In una padella, mettere tre spicchi d’aglio a soffriggere in olio. Sbriciolare la salsiccia nella padella, lasciandola rosolare per qualche minuto. Aggiungere il radicchio tagliato grossolanamente e farlo appassire per qualche minuto. Aggiustare di sale e pepe.

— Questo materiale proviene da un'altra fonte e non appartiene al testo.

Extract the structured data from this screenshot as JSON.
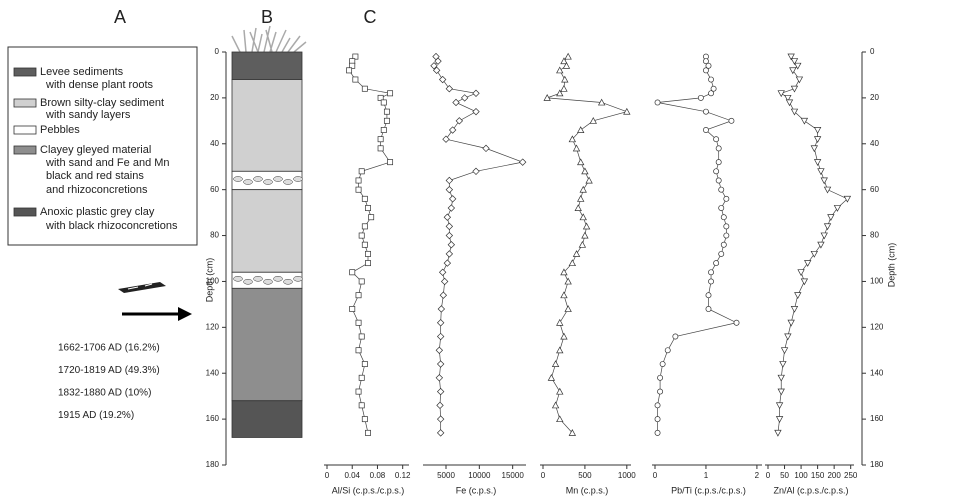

Trasferire la pasta cotta e appena scolata nella padella e saltare il tutto per qualche minuto, in modo da farla ben amalgamare al condimento. Spolverare con il Grana Padano, servire ben calda.  

Natascia Bartoletti
Natascia Bartoletti
Sfoglina
Sono nata verso la metà degli anni ’70 in terra di Romagna e ho avuto la fortuna di vivere la mia fanciullezza in aperta campagna, trascorrendo spesso le mie giornate a osservare i miei nonni, depositari di Antichi Saperi e miei veri mentori nella capacità di lavorare con le mani ingredienti definiti “poveri” e trasformarli in vere e proprie eccellenze gastronomiche, che caratterizzano, come tutte le altre espressioni artistiche, l’identità e la cultura di un Territorio. Ricordo ancora quando, a soli otto anni, imparai a tirare la sfoglia partendo da un pugno di farina e da due uova delle nostre galline… ricordo sfoglie profumatissime, ruvide al punto giusto, che poi prendevano la forma di Tagliatelle, Cappelletti, Ravioli fumanti nel piatto della Domenica, quando ci si riuniva tutti insieme per il pranzo. Emozioni che mi hanno accompagnato per tutta la vita. Radici alle quali non mi è costato fatica ritornare. Oggi produco pasta fresca al mattarello con il metodo tradizionale, quello della Nonna, e lo faccio per passione, tanto che non lo considero nemmeno un lavoro.